Yeh bhi hai Bollywood meri jaan
They ask me why I am such a Bollywood buff. They tell me that Bollywood is all crap – with running around trees and flowers mating, it's not even entertaining. They say Bollywood is mindless and for the bores!
I say there is Bollywood that moves, Bollywood that conveys a point, Bollywood that awakens conscience, Bollywood that has meaning that can shake our souls.
I am talking about Bollywood that is real in reel. I am talking about movies that have moved me, made me cry like nothing else can; movies that are truly a splendid piece of art that depicts reality.
It's been decades since the Hindu-Muslim wars have been on. It's been decades that we have all been hearing about those, sitting like voyeurs in our comfortable sofas, passing cynical judgements since that is all we are capable of doing.
Yet, a movie like Bombay shakes the very soul. To even think of what happened during those dreadful times of Hindu-Muslim riots in Mumbai, the pride of , tears our hearts out. Just watching the movie, after years of it being made, still made me go through the same various emotions that Mani Ratnam was trying to project – separation, fear, agony, trauma, pain and so many more that my limited vocabulary doesn't even allow me to describe. What might it have taken a man to think of these and have them emoted on screen – it has to be sheer passion to show the world what happened and sheer dedication to make it go through the emotions that he wanted to display.
I am not pointing out a good movie from a bad one, not critiquing the finer aspects of cinema making, not trying to give my version of what was and what could have been. All I am trying to appreciate here is the power of cinema. The power that engulfs people for those 3 hours and makes them see the world through the lens it wants them to wear, go through a change of heart while you're in it, with it. Bollywood is no different, not behind any other world-class cinema that transports people from their real worlds into the reality that it attempts at painting.
I have always been the sorts who gets moved by human atrocities, which is why maybe this is about all those movies that have attempted at pointing the same out. It is unfortunate that time and again, it has all boiled down to the same Hindu-Muslim issue, to the same old Mumbai blasts, the often remembered and feared Babri Masjid episode. All in vain because I don't think we have yet been able to see the point or the pointlessness of that. How could we when Mr. Advani has been accepted as the Prime Ministerial candidate for the next elections, when the very man responsible for the biggest black mark in recent times in Indian history is getting sympathy for his autobiographical book (that I see no point for even having been written)?

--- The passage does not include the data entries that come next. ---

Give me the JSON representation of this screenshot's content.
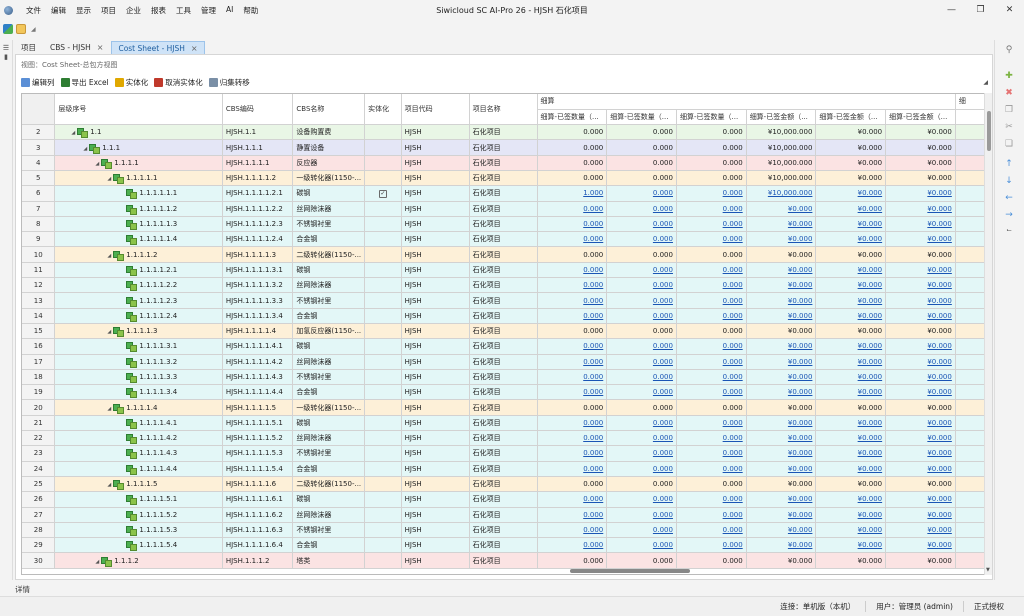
{
  "app": {
    "title": "Siwicloud SC AI-Pro 26 - HJSH 石化项目",
    "menu": [
      "文件",
      "编辑",
      "显示",
      "项目",
      "企业",
      "报表",
      "工具",
      "管理",
      "AI",
      "帮助"
    ]
  },
  "tabs": [
    {
      "label": "项目",
      "closable": false
    },
    {
      "label": "CBS - HJSH",
      "closable": true
    },
    {
      "label": "Cost Sheet - HJSH",
      "closable": true,
      "active": true
    }
  ],
  "view_label": "视图：Cost Sheet-总包方视图",
  "toolbar": {
    "edit_columns": "编辑列",
    "export_excel": "导出 Excel",
    "materialize": "实体化",
    "unmaterialize": "取消实体化",
    "rollup": "归集转移"
  },
  "table": {
    "group_header": "细算",
    "columns": [
      "层级序号",
      "CBS编码",
      "CBS名称",
      "实体化",
      "项目代码",
      "项目名称",
      "细算-已签数量（...",
      "细算-已签数量（...",
      "细算-已签数量（...",
      "细算-已签金额（...",
      "细算-已签金额（...",
      "细算-已签金额（...",
      "细"
    ],
    "rows": [
      {
        "n": "2",
        "lvl": 1,
        "tri": true,
        "lbl": "1.1",
        "code": "HJSH.1.1",
        "name": "设备购置费",
        "mat": false,
        "pcode": "HJSH",
        "pname": "石化项目",
        "v": [
          "0.000",
          "0.000",
          "0.000",
          "¥10,000.000",
          "¥0.000",
          "¥0.000"
        ],
        "color": "#e9f6e6",
        "link": false
      },
      {
        "n": "3",
        "lvl": 2,
        "tri": true,
        "lbl": "1.1.1",
        "code": "HJSH.1.1.1",
        "name": "静置设备",
        "mat": false,
        "pcode": "HJSH",
        "pname": "石化项目",
        "v": [
          "0.000",
          "0.000",
          "0.000",
          "¥10,000.000",
          "¥0.000",
          "¥0.000"
        ],
        "color": "#e4e6f6",
        "link": false
      },
      {
        "n": "4",
        "lvl": 3,
        "tri": true,
        "lbl": "1.1.1.1",
        "code": "HJSH.1.1.1.1",
        "name": "反应器",
        "mat": false,
        "pcode": "HJSH",
        "pname": "石化项目",
        "v": [
          "0.000",
          "0.000",
          "0.000",
          "¥10,000.000",
          "¥0.000",
          "¥0.000"
        ],
        "color": "#fbe3e3",
        "link": false
      },
      {
        "n": "5",
        "lvl": 4,
        "tri": true,
        "lbl": "1.1.1.1.1",
        "code": "HJSH.1.1.1.1.2",
        "name": "一级转化器(1150-...",
        "mat": false,
        "pcode": "HJSH",
        "pname": "石化项目",
        "v": [
          "0.000",
          "0.000",
          "0.000",
          "¥10,000.000",
          "¥0.000",
          "¥0.000"
        ],
        "color": "#fdf0d8",
        "link": false
      },
      {
        "n": "6",
        "lvl": 5,
        "tri": false,
        "lbl": "1.1.1.1.1.1",
        "code": "HJSH.1.1.1.1.2.1",
        "name": "碳钢",
        "mat": true,
        "pcode": "HJSH",
        "pname": "石化项目",
        "v": [
          "1.000",
          "0.000",
          "0.000",
          "¥10,000.000",
          "¥0.000",
          "¥0.000"
        ],
        "color": "#e3f7f7",
        "link": true
      },
      {
        "n": "7",
        "lvl": 5,
        "tri": false,
        "lbl": "1.1.1.1.1.2",
        "code": "HJSH.1.1.1.1.2.2",
        "name": "丝网除沫器",
        "mat": false,
        "pcode": "HJSH",
        "pname": "石化项目",
        "v": [
          "0.000",
          "0.000",
          "0.000",
          "¥0.000",
          "¥0.000",
          "¥0.000"
        ],
        "color": "#e3f7f7",
        "link": true
      },
      {
        "n": "8",
        "lvl": 5,
        "tri": false,
        "lbl": "1.1.1.1.1.3",
        "code": "HJSH.1.1.1.1.2.3",
        "name": "不锈钢衬里",
        "mat": false,
        "pcode": "HJSH",
        "pname": "石化项目",
        "v": [
          "0.000",
          "0.000",
          "0.000",
          "¥0.000",
          "¥0.000",
          "¥0.000"
        ],
        "color": "#e3f7f7",
        "link": true
      },
      {
        "n": "9",
        "lvl": 5,
        "tri": false,
        "lbl": "1.1.1.1.1.4",
        "code": "HJSH.1.1.1.1.2.4",
        "name": "合金钢",
        "mat": false,
        "pcode": "HJSH",
        "pname": "石化项目",
        "v": [
          "0.000",
          "0.000",
          "0.000",
          "¥0.000",
          "¥0.000",
          "¥0.000"
        ],
        "color": "#e3f7f7",
        "link": true
      },
      {
        "n": "10",
        "lvl": 4,
        "tri": true,
        "lbl": "1.1.1.1.2",
        "code": "HJSH.1.1.1.1.3",
        "name": "二级转化器(1150-...",
        "mat": false,
        "pcode": "HJSH",
        "pname": "石化项目",
        "v": [
          "0.000",
          "0.000",
          "0.000",
          "¥0.000",
          "¥0.000",
          "¥0.000"
        ],
        "color": "#fdf0d8",
        "link": false
      },
      {
        "n": "11",
        "lvl": 5,
        "tri": false,
        "lbl": "1.1.1.1.2.1",
        "code": "HJSH.1.1.1.1.3.1",
        "name": "碳钢",
        "mat": false,
        "pcode": "HJSH",
        "pname": "石化项目",
        "v": [
          "0.000",
          "0.000",
          "0.000",
          "¥0.000",
          "¥0.000",
          "¥0.000"
        ],
        "color": "#e3f7f7",
        "link": true
      },
      {
        "n": "12",
        "lvl": 5,
        "tri": false,
        "lbl": "1.1.1.1.2.2",
        "code": "HJSH.1.1.1.1.3.2",
        "name": "丝网除沫器",
        "mat": false,
        "pcode": "HJSH",
        "pname": "石化项目",
        "v": [
          "0.000",
          "0.000",
          "0.000",
          "¥0.000",
          "¥0.000",
          "¥0.000"
        ],
        "color": "#e3f7f7",
        "link": true
      },
      {
        "n": "13",
        "lvl": 5,
        "tri": false,
        "lbl": "1.1.1.1.2.3",
        "code": "HJSH.1.1.1.1.3.3",
        "name": "不锈钢衬里",
        "mat": false,
        "pcode": "HJSH",
        "pname": "石化项目",
        "v": [
          "0.000",
          "0.000",
          "0.000",
          "¥0.000",
          "¥0.000",
          "¥0.000"
        ],
        "color": "#e3f7f7",
        "link": true
      },
      {
        "n": "14",
        "lvl": 5,
        "tri": false,
        "lbl": "1.1.1.1.2.4",
        "code": "HJSH.1.1.1.1.3.4",
        "name": "合金钢",
        "mat": false,
        "pcode": "HJSH",
        "pname": "石化项目",
        "v": [
          "0.000",
          "0.000",
          "0.000",
          "¥0.000",
          "¥0.000",
          "¥0.000"
        ],
        "color": "#e3f7f7",
        "link": true
      },
      {
        "n": "15",
        "lvl": 4,
        "tri": true,
        "lbl": "1.1.1.1.3",
        "code": "HJSH.1.1.1.1.4",
        "name": "加氢反应器(1150-...",
        "mat": false,
        "pcode": "HJSH",
        "pname": "石化项目",
        "v": [
          "0.000",
          "0.000",
          "0.000",
          "¥0.000",
          "¥0.000",
          "¥0.000"
        ],
        "color": "#fdf0d8",
        "link": false
      },
      {
        "n": "16",
        "lvl": 5,
        "tri": false,
        "lbl": "1.1.1.1.3.1",
        "code": "HJSH.1.1.1.1.4.1",
        "name": "碳钢",
        "mat": false,
        "pcode": "HJSH",
        "pname": "石化项目",
        "v": [
          "0.000",
          "0.000",
          "0.000",
          "¥0.000",
          "¥0.000",
          "¥0.000"
        ],
        "color": "#e3f7f7",
        "link": true
      },
      {
        "n": "17",
        "lvl": 5,
        "tri": false,
        "lbl": "1.1.1.1.3.2",
        "code": "HJSH.1.1.1.1.4.2",
        "name": "丝网除沫器",
        "mat": false,
        "pcode": "HJSH",
        "pname": "石化项目",
        "v": [
          "0.000",
          "0.000",
          "0.000",
          "¥0.000",
          "¥0.000",
          "¥0.000"
        ],
        "color": "#e3f7f7",
        "link": true
      },
      {
        "n": "18",
        "lvl": 5,
        "tri": false,
        "lbl": "1.1.1.1.3.3",
        "code": "HJSH.1.1.1.1.4.3",
        "name": "不锈钢衬里",
        "mat": false,
        "pcode": "HJSH",
        "pname": "石化项目",
        "v": [
          "0.000",
          "0.000",
          "0.000",
          "¥0.000",
          "¥0.000",
          "¥0.000"
        ],
        "color": "#e3f7f7",
        "link": true
      },
      {
        "n": "19",
        "lvl": 5,
        "tri": false,
        "lbl": "1.1.1.1.3.4",
        "code": "HJSH.1.1.1.1.4.4",
        "name": "合金钢",
        "mat": false,
        "pcode": "HJSH",
        "pname": "石化项目",
        "v": [
          "0.000",
          "0.000",
          "0.000",
          "¥0.000",
          "¥0.000",
          "¥0.000"
        ],
        "color": "#e3f7f7",
        "link": true
      },
      {
        "n": "20",
        "lvl": 4,
        "tri": true,
        "lbl": "1.1.1.1.4",
        "code": "HJSH.1.1.1.1.5",
        "name": "一级转化器(1150-...",
        "mat": false,
        "pcode": "HJSH",
        "pname": "石化项目",
        "v": [
          "0.000",
          "0.000",
          "0.000",
          "¥0.000",
          "¥0.000",
          "¥0.000"
        ],
        "color": "#fdf0d8",
        "link": false
      },
      {
        "n": "21",
        "lvl": 5,
        "tri": false,
        "lbl": "1.1.1.1.4.1",
        "code": "HJSH.1.1.1.1.5.1",
        "name": "碳钢",
        "mat": false,
        "pcode": "HJSH",
        "pname": "石化项目",
        "v": [
          "0.000",
          "0.000",
          "0.000",
          "¥0.000",
          "¥0.000",
          "¥0.000"
        ],
        "color": "#e3f7f7",
        "link": true
      },
      {
        "n": "22",
        "lvl": 5,
        "tri": false,
        "lbl": "1.1.1.1.4.2",
        "code": "HJSH.1.1.1.1.5.2",
        "name": "丝网除沫器",
        "mat": false,
        "pcode": "HJSH",
        "pname": "石化项目",
        "v": [
          "0.000",
          "0.000",
          "0.000",
          "¥0.000",
          "¥0.000",
          "¥0.000"
        ],
        "color": "#e3f7f7",
        "link": true
      },
      {
        "n": "23",
        "lvl": 5,
        "tri": false,
        "lbl": "1.1.1.1.4.3",
        "code": "HJSH.1.1.1.1.5.3",
        "name": "不锈钢衬里",
        "mat": false,
        "pcode": "HJSH",
        "pname": "石化项目",
        "v": [
          "0.000",
          "0.000",
          "0.000",
          "¥0.000",
          "¥0.000",
          "¥0.000"
        ],
        "color": "#e3f7f7",
        "link": true
      },
      {
        "n": "24",
        "lvl": 5,
        "tri": false,
        "lbl": "1.1.1.1.4.4",
        "code": "HJSH.1.1.1.1.5.4",
        "name": "合金钢",
        "mat": false,
        "pcode": "HJSH",
        "pname": "石化项目",
        "v": [
          "0.000",
          "0.000",
          "0.000",
          "¥0.000",
          "¥0.000",
          "¥0.000"
        ],
        "color": "#e3f7f7",
        "link": true
      },
      {
        "n": "25",
        "lvl": 4,
        "tri": true,
        "lbl": "1.1.1.1.5",
        "code": "HJSH.1.1.1.1.6",
        "name": "二级转化器(1150-...",
        "mat": false,
        "pcode": "HJSH",
        "pname": "石化项目",
        "v": [
          "0.000",
          "0.000",
          "0.000",
          "¥0.000",
          "¥0.000",
          "¥0.000"
        ],
        "color": "#fdf0d8",
        "link": false
      },
      {
        "n": "26",
        "lvl": 5,
        "tri": false,
        "lbl": "1.1.1.1.5.1",
        "code": "HJSH.1.1.1.1.6.1",
        "name": "碳钢",
        "mat": false,
        "pcode": "HJSH",
        "pname": "石化项目",
        "v": [
          "0.000",
          "0.000",
          "0.000",
          "¥0.000",
          "¥0.000",
          "¥0.000"
        ],
        "color": "#e3f7f7",
        "link": true
      },
      {
        "n": "27",
        "lvl": 5,
        "tri": false,
        "lbl": "1.1.1.1.5.2",
        "code": "HJSH.1.1.1.1.6.2",
        "name": "丝网除沫器",
        "mat": false,
        "pcode": "HJSH",
        "pname": "石化项目",
        "v": [
          "0.000",
          "0.000",
          "0.000",
          "¥0.000",
          "¥0.000",
          "¥0.000"
        ],
        "color": "#e3f7f7",
        "link": true
      },
      {
        "n": "28",
        "lvl": 5,
        "tri": false,
        "lbl": "1.1.1.1.5.3",
        "code": "HJSH.1.1.1.1.6.3",
        "name": "不锈钢衬里",
        "mat": false,
        "pcode": "HJSH",
        "pname": "石化项目",
        "v": [
          "0.000",
          "0.000",
          "0.000",
          "¥0.000",
          "¥0.000",
          "¥0.000"
        ],
        "color": "#e3f7f7",
        "link": true
      },
      {
        "n": "29",
        "lvl": 5,
        "tri": false,
        "lbl": "1.1.1.1.5.4",
        "code": "HJSH.1.1.1.1.6.4",
        "name": "合金钢",
        "mat": false,
        "pcode": "HJSH",
        "pname": "石化项目",
        "v": [
          "0.000",
          "0.000",
          "0.000",
          "¥0.000",
          "¥0.000",
          "¥0.000"
        ],
        "color": "#e3f7f7",
        "link": true
      },
      {
        "n": "30",
        "lvl": 3,
        "tri": true,
        "lbl": "1.1.1.2",
        "code": "HJSH.1.1.1.2",
        "name": "塔类",
        "mat": false,
        "pcode": "HJSH",
        "pname": "石化项目",
        "v": [
          "0.000",
          "0.000",
          "0.000",
          "¥0.000",
          "¥0.000",
          "¥0.000"
        ],
        "color": "#fbe3e3",
        "link": false
      }
    ]
  },
  "details_label": "详情",
  "status": {
    "connection": "连接：单机版（本机）",
    "user": "用户：管理员 (admin)",
    "license": "正式授权"
  },
  "colors": {
    "active_tab_bg": "#cfe3f7",
    "link": "#1a55b5"
  }
}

Movies like Bombay, Black Friday, Zakhm and even Dev etc have time and again tried to move our souls. It has taken bold men to make such movies that must have been traumatic to make, given the makers of the film must have lived the catastrophe day in and day out, which I can't seem to bear for the 3 hours that I get the opportunity of watching. And yet all we do is forget about such movies, as we do about such occurrences in our society and crib about Bollywood being a farce and the Hindu-Muslim issue a mere political power struggle.
Both might be true to some extent, but how can we even begin to overlook the effect they both have on us, the influence they can possibly have on our minds and the impact they have on our society?
This might be a boring and un-called-for piece of writing for many but to me, it is a reiteration of the fact that social causes are our own to accept and Bollywood that attempts at shaking our conscience is our own to respect.